Beijing on Wednesday reported one imported case of a patient who tested positive after she was cured of COVID-19 and flew back from Sweden.

The patient, a 31-year-old Chinese woman from Central China's Hubei Province who was working in Sweden, had fever in early October and tested positive for the novel coronavirus and received treatment in a hospital in Sweden on October 14. Two later tests on October 21 and October 30 showed she was negative for the virus.

She left Sweden on November 2 and reached Beijing on Tuesday via Denmark.

Her throat swab test collected at Beijing customs turned out to be positive and diagnosed as a second infection.

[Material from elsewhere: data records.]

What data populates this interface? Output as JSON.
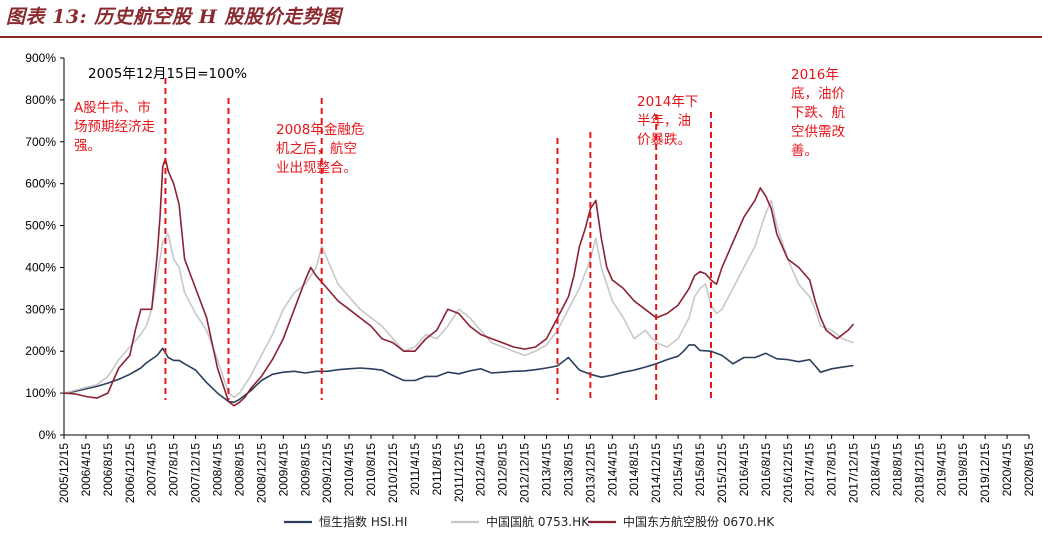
{
  "header": {
    "title": "图表 13: 历史航空股 H 股股价走势图"
  },
  "chart_data": {
    "type": "line",
    "title": "",
    "xlabel": "",
    "ylabel": "",
    "ylim": [
      0,
      900
    ],
    "y_ticks": [
      0,
      100,
      200,
      300,
      400,
      500,
      600,
      700,
      800,
      900
    ],
    "y_tick_suffix": "%",
    "x_ticks": [
      "2005/12/15",
      "2006/4/15",
      "2006/8/15",
      "2006/12/15",
      "2007/4/15",
      "2007/8/15",
      "2007/12/15",
      "2008/4/15",
      "2008/8/15",
      "2008/12/15",
      "2009/4/15",
      "2009/8/15",
      "2009/12/15",
      "2010/4/15",
      "2010/8/15",
      "2010/12/15",
      "2011/4/15",
      "2011/8/15",
      "2011/12/15",
      "2012/4/15",
      "2012/8/15",
      "2012/12/15",
      "2013/4/15",
      "2013/8/15",
      "2013/12/15",
      "2014/4/15",
      "2014/8/15",
      "2014/12/15",
      "2015/4/15",
      "2015/8/15",
      "2015/12/15",
      "2016/4/15",
      "2016/8/15",
      "2016/12/15",
      "2017/4/15",
      "2017/8/15",
      "2017/12/15",
      "2018/4/15",
      "2018/8/15",
      "2018/12/15",
      "2019/4/15",
      "2019/8/15",
      "2019/12/15",
      "2020/4/15",
      "2020/8/15"
    ],
    "base_note": "2005年12月15日=100%",
    "legend_position": "bottom",
    "series": [
      {
        "name": "恒生指数 HSI.HI",
        "color": "#2B3F5C",
        "points": [
          [
            0,
            100
          ],
          [
            2,
            104
          ],
          [
            4,
            110
          ],
          [
            6,
            116
          ],
          [
            8,
            124
          ],
          [
            10,
            133
          ],
          [
            12,
            145
          ],
          [
            14,
            160
          ],
          [
            15,
            172
          ],
          [
            17,
            190
          ],
          [
            18,
            207
          ],
          [
            19,
            185
          ],
          [
            20,
            178
          ],
          [
            21,
            178
          ],
          [
            22,
            170
          ],
          [
            24,
            155
          ],
          [
            26,
            125
          ],
          [
            28,
            100
          ],
          [
            30,
            80
          ],
          [
            31,
            78
          ],
          [
            32,
            85
          ],
          [
            34,
            105
          ],
          [
            36,
            130
          ],
          [
            38,
            145
          ],
          [
            40,
            150
          ],
          [
            42,
            152
          ],
          [
            44,
            148
          ],
          [
            46,
            152
          ],
          [
            48,
            152
          ],
          [
            50,
            156
          ],
          [
            52,
            158
          ],
          [
            54,
            160
          ],
          [
            56,
            158
          ],
          [
            58,
            155
          ],
          [
            60,
            142
          ],
          [
            62,
            130
          ],
          [
            64,
            130
          ],
          [
            66,
            140
          ],
          [
            68,
            140
          ],
          [
            70,
            150
          ],
          [
            72,
            146
          ],
          [
            74,
            153
          ],
          [
            76,
            158
          ],
          [
            78,
            148
          ],
          [
            80,
            150
          ],
          [
            82,
            152
          ],
          [
            84,
            153
          ],
          [
            86,
            156
          ],
          [
            88,
            160
          ],
          [
            90,
            165
          ],
          [
            91,
            175
          ],
          [
            92,
            185
          ],
          [
            93,
            170
          ],
          [
            94,
            155
          ],
          [
            96,
            145
          ],
          [
            98,
            138
          ],
          [
            100,
            143
          ],
          [
            102,
            150
          ],
          [
            104,
            155
          ],
          [
            106,
            162
          ],
          [
            108,
            170
          ],
          [
            110,
            180
          ],
          [
            112,
            188
          ],
          [
            113,
            200
          ],
          [
            114,
            215
          ],
          [
            115,
            215
          ],
          [
            116,
            202
          ],
          [
            118,
            200
          ],
          [
            120,
            190
          ],
          [
            122,
            170
          ],
          [
            124,
            185
          ],
          [
            126,
            185
          ],
          [
            128,
            195
          ],
          [
            130,
            182
          ],
          [
            132,
            180
          ],
          [
            134,
            175
          ],
          [
            136,
            180
          ],
          [
            137,
            165
          ],
          [
            138,
            150
          ],
          [
            140,
            158
          ],
          [
            142,
            162
          ],
          [
            144,
            166
          ]
        ]
      },
      {
        "name": "中国国航 0753.HK",
        "color": "#C8C8C8",
        "points": [
          [
            0,
            100
          ],
          [
            3,
            110
          ],
          [
            6,
            120
          ],
          [
            8,
            140
          ],
          [
            10,
            180
          ],
          [
            12,
            210
          ],
          [
            14,
            240
          ],
          [
            15,
            260
          ],
          [
            16,
            300
          ],
          [
            17,
            380
          ],
          [
            18,
            460
          ],
          [
            19,
            480
          ],
          [
            20,
            420
          ],
          [
            21,
            400
          ],
          [
            22,
            340
          ],
          [
            24,
            290
          ],
          [
            26,
            250
          ],
          [
            28,
            180
          ],
          [
            30,
            100
          ],
          [
            31,
            90
          ],
          [
            32,
            100
          ],
          [
            34,
            140
          ],
          [
            36,
            190
          ],
          [
            38,
            240
          ],
          [
            40,
            300
          ],
          [
            42,
            340
          ],
          [
            44,
            360
          ],
          [
            46,
            400
          ],
          [
            47,
            450
          ],
          [
            48,
            420
          ],
          [
            50,
            360
          ],
          [
            52,
            330
          ],
          [
            54,
            300
          ],
          [
            56,
            280
          ],
          [
            58,
            260
          ],
          [
            60,
            230
          ],
          [
            62,
            200
          ],
          [
            64,
            210
          ],
          [
            66,
            240
          ],
          [
            68,
            230
          ],
          [
            70,
            260
          ],
          [
            72,
            300
          ],
          [
            74,
            280
          ],
          [
            76,
            250
          ],
          [
            78,
            220
          ],
          [
            80,
            210
          ],
          [
            82,
            200
          ],
          [
            84,
            190
          ],
          [
            86,
            200
          ],
          [
            88,
            215
          ],
          [
            90,
            250
          ],
          [
            92,
            300
          ],
          [
            94,
            350
          ],
          [
            96,
            420
          ],
          [
            97,
            470
          ],
          [
            98,
            400
          ],
          [
            100,
            320
          ],
          [
            102,
            280
          ],
          [
            104,
            230
          ],
          [
            106,
            250
          ],
          [
            108,
            220
          ],
          [
            110,
            210
          ],
          [
            112,
            230
          ],
          [
            114,
            280
          ],
          [
            115,
            330
          ],
          [
            116,
            350
          ],
          [
            117,
            360
          ],
          [
            118,
            310
          ],
          [
            119,
            290
          ],
          [
            120,
            300
          ],
          [
            122,
            350
          ],
          [
            124,
            400
          ],
          [
            126,
            450
          ],
          [
            127,
            490
          ],
          [
            128,
            530
          ],
          [
            129,
            560
          ],
          [
            130,
            500
          ],
          [
            132,
            420
          ],
          [
            134,
            360
          ],
          [
            136,
            330
          ],
          [
            137,
            300
          ],
          [
            138,
            260
          ],
          [
            140,
            250
          ],
          [
            142,
            230
          ],
          [
            144,
            220
          ]
        ]
      },
      {
        "name": "中国东方航空股份 0670.HK",
        "color": "#8B2232",
        "points": [
          [
            0,
            100
          ],
          [
            2,
            98
          ],
          [
            4,
            92
          ],
          [
            6,
            88
          ],
          [
            8,
            100
          ],
          [
            9,
            130
          ],
          [
            10,
            160
          ],
          [
            11,
            175
          ],
          [
            12,
            190
          ],
          [
            13,
            250
          ],
          [
            14,
            300
          ],
          [
            15,
            300
          ],
          [
            16,
            300
          ],
          [
            17,
            430
          ],
          [
            17.5,
            520
          ],
          [
            18,
            640
          ],
          [
            18.5,
            660
          ],
          [
            19,
            630
          ],
          [
            20,
            600
          ],
          [
            21,
            550
          ],
          [
            22,
            420
          ],
          [
            24,
            350
          ],
          [
            26,
            280
          ],
          [
            28,
            160
          ],
          [
            30,
            80
          ],
          [
            31,
            70
          ],
          [
            32,
            78
          ],
          [
            33,
            90
          ],
          [
            34,
            110
          ],
          [
            36,
            140
          ],
          [
            38,
            180
          ],
          [
            40,
            230
          ],
          [
            42,
            300
          ],
          [
            44,
            370
          ],
          [
            45,
            400
          ],
          [
            46,
            380
          ],
          [
            48,
            350
          ],
          [
            50,
            320
          ],
          [
            52,
            300
          ],
          [
            54,
            280
          ],
          [
            56,
            260
          ],
          [
            58,
            230
          ],
          [
            60,
            220
          ],
          [
            62,
            200
          ],
          [
            64,
            200
          ],
          [
            66,
            230
          ],
          [
            68,
            250
          ],
          [
            70,
            300
          ],
          [
            72,
            290
          ],
          [
            74,
            260
          ],
          [
            76,
            240
          ],
          [
            78,
            230
          ],
          [
            80,
            220
          ],
          [
            82,
            210
          ],
          [
            84,
            205
          ],
          [
            86,
            210
          ],
          [
            88,
            230
          ],
          [
            90,
            280
          ],
          [
            92,
            330
          ],
          [
            93,
            380
          ],
          [
            94,
            450
          ],
          [
            95,
            490
          ],
          [
            96,
            540
          ],
          [
            97,
            560
          ],
          [
            98,
            470
          ],
          [
            99,
            400
          ],
          [
            100,
            370
          ],
          [
            102,
            350
          ],
          [
            104,
            320
          ],
          [
            106,
            300
          ],
          [
            108,
            280
          ],
          [
            110,
            290
          ],
          [
            112,
            310
          ],
          [
            114,
            350
          ],
          [
            115,
            380
          ],
          [
            116,
            390
          ],
          [
            117,
            385
          ],
          [
            118,
            370
          ],
          [
            119,
            360
          ],
          [
            120,
            400
          ],
          [
            122,
            460
          ],
          [
            124,
            520
          ],
          [
            126,
            560
          ],
          [
            127,
            590
          ],
          [
            128,
            570
          ],
          [
            129,
            540
          ],
          [
            130,
            480
          ],
          [
            132,
            420
          ],
          [
            134,
            400
          ],
          [
            136,
            370
          ],
          [
            137,
            320
          ],
          [
            138,
            280
          ],
          [
            139,
            250
          ],
          [
            140,
            240
          ],
          [
            141,
            230
          ],
          [
            142,
            240
          ],
          [
            143,
            250
          ],
          [
            144,
            265
          ]
        ]
      }
    ],
    "annotations": [
      {
        "lines": [
          "A股牛市、市",
          "场预期经济走",
          "强。"
        ],
        "markers_at": [
          18.5
        ]
      },
      {
        "lines": [
          "2008年金融危",
          "机之后，航空",
          "业出现整合。"
        ],
        "markers_at": [
          30,
          47
        ]
      },
      {
        "lines": [
          "2014年下",
          "半年，油",
          "价暴跌。"
        ],
        "markers_at": [
          90,
          96
        ]
      },
      {
        "lines": [
          "2016年",
          "底，油价",
          "下跌、航",
          "空供需改",
          "善。"
        ],
        "markers_at": [
          108,
          118
        ]
      }
    ]
  }
}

The patient is receiving medical treatment in Beijing's Ditan Hospital.

All of the woman's close contacts have been quarantined and put under medical observation.

Health authorities warned residents to avoid taking international flights with layovers to reduce their chances of being infected and report their health conditions when entering customs.

With COVID-19 cases rebounding sharply in countries from North America to Europe, Chinese embassies in several countries, including Russia, the US, and the UK, are now requiring Chinese and foreign passengers flying to China to present negative results of serum IgM antibody tests, in addition to the usual negative nucleic acid test results, before boarding their flights.

The date of the regulation's implementation varies but normally starts in November.